20 April 2015
World day for safety and health at work: the ETUC calls for occupational cancer prevention measures
In the run-up to the World Day for Safety and Health at Work, commemorated each year on 28 April, the European Trade Union Confederation (ETUC) has criticised the European Commission’s failure to promote occupational cancer prevention measures. On 28 April, in three European cities, the ETUC will call on the European bodies to take action in this field.
The ETUC has manifestly run out of patience. The carcinogenic agents Directive, the main instrument for protection of workers from the risks related to exposure to carcinogens or mutagens in the workplace, has been under revision for ten years. It is obvious that the Commission’s ‘better regulation’ campaign on which so much emphasis has been placed in recent years, is hardly conducive to progress in this area.
The failure to act has human costs, as the ETUC points out in a communiqué, quoting the figure of 100,000 deaths a year from workplace-linked cancers. The ETUC thus estimates that 150,000 lives have been lost in the European Union since the announcement by the European Commission, in October 2013, of its decision to suspend all ongoing legislation initiatives in the occupational health and safety field.
‘Measures to protect workers from cancer and fertility difficulties, are being treated as “red tape” and a so-called “unnecessary burden” on industry’ said Bernadette Ségol, General Secretary of the European Trade Union Confederation. ‘It is shameful.’
The European trade union confederation has called for the adoption by the Commission of compulsory limit values for exposure to 50 dangerous chemical substances.
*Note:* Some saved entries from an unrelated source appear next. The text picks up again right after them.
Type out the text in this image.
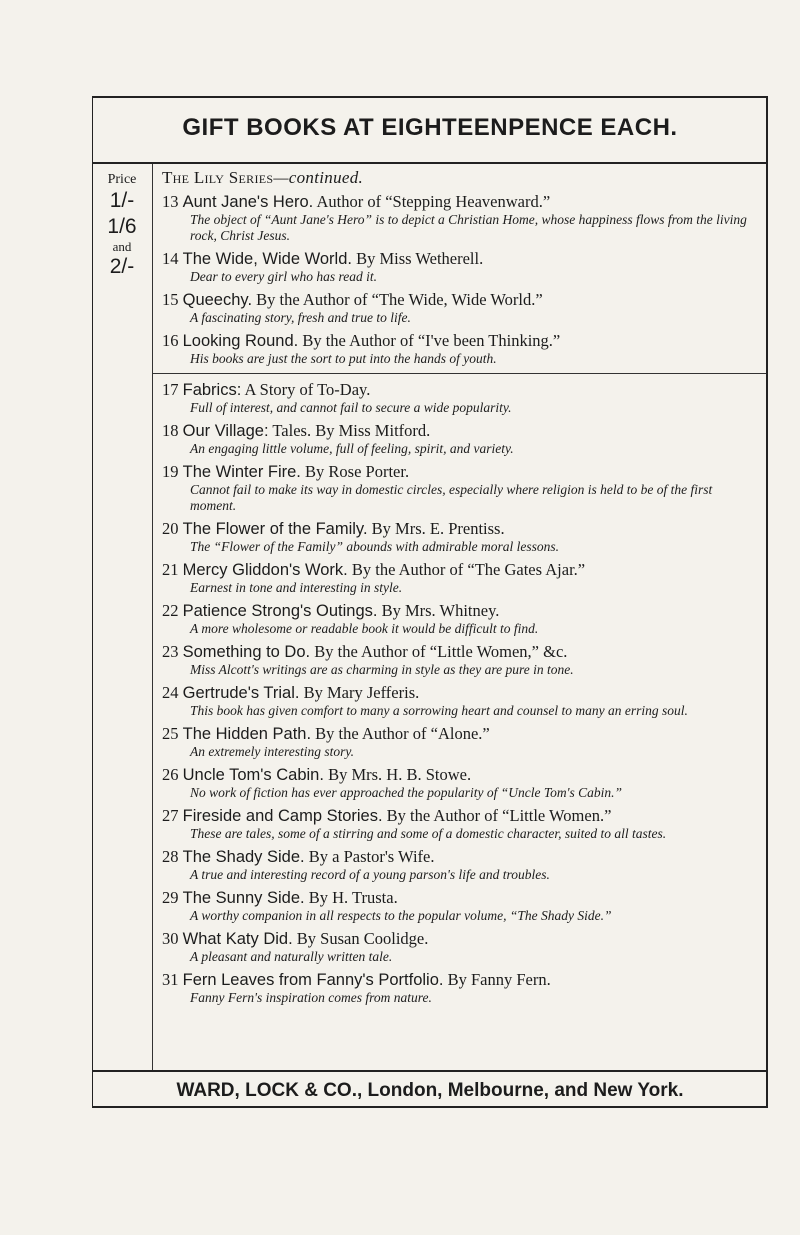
GIFT BOOKS AT EIGHTEENPENCE EACH.
Price
1/-
1/6
and
2/-
The Lily Series—continued.
13 Aunt Jane's Hero. Author of “Stepping Heavenward.”
The object of “Aunt Jane's Hero” is to depict a Christian Home, whose happiness flows from the living rock, Christ Jesus.
14 The Wide, Wide World. By Miss Wetherell.
Dear to every girl who has read it.
15 Queechy. By the Author of “The Wide, Wide World.”
A fascinating story, fresh and true to life.
16 Looking Round. By the Author of “I've been Thinking.”
His books are just the sort to put into the hands of youth.
17 Fabrics: A Story of To-Day.
Full of interest, and cannot fail to secure a wide popularity.
18 Our Village: Tales. By Miss Mitford.
An engaging little volume, full of feeling, spirit, and variety.
19 The Winter Fire. By Rose Porter.
Cannot fail to make its way in domestic circles, especially where religion is held to be of the first moment.
20 The Flower of the Family. By Mrs. E. Prentiss.
The “Flower of the Family” abounds with admirable moral lessons.
21 Mercy Gliddon's Work. By the Author of “The Gates Ajar.”
Earnest in tone and interesting in style.
22 Patience Strong's Outings. By Mrs. Whitney.
A more wholesome or readable book it would be difficult to find.
23 Something to Do. By the Author of “Little Women,” &c.
Miss Alcott's writings are as charming in style as they are pure in tone.
24 Gertrude's Trial. By Mary Jefferis.
This book has given comfort to many a sorrowing heart and counsel to many an erring soul.
25 The Hidden Path. By the Author of “Alone.”
An extremely interesting story.
26 Uncle Tom's Cabin. By Mrs. H. B. Stowe.
No work of fiction has ever approached the popularity of “Uncle Tom's Cabin.”
27 Fireside and Camp Stories. By the Author of “Little Women.”
These are tales, some of a stirring and some of a domestic character, suited to all tastes.
28 The Shady Side. By a Pastor's Wife.
A true and interesting record of a young parson's life and troubles.
29 The Sunny Side. By H. Trusta.
A worthy companion in all respects to the popular volume, “The Shady Side.”
30 What Katy Did. By Susan Coolidge.
A pleasant and naturally written tale.
31 Fern Leaves from Fanny's Portfolio. By Fanny Fern.
Fanny Fern's inspiration comes from nature.
WARD, LOCK & CO., London, Melbourne, and New York.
To date thedirective places occupational exposure limits on only three carcinogens: benzene, vinyl ether monomers and hardwood. The ETUC calls also for extension of the directive to substances that are toxic for fertility and reproduction.
On 28 April next, Bernadette Segol will voice these demands at scheduled meetings in Strasbourg with Social Affairs Commissioner Marianne Thyssen and European Parliament President Martin Schulz. Other ETUC leaders will speak out on the occasion of trade union actions to be held in Brussels and Riga.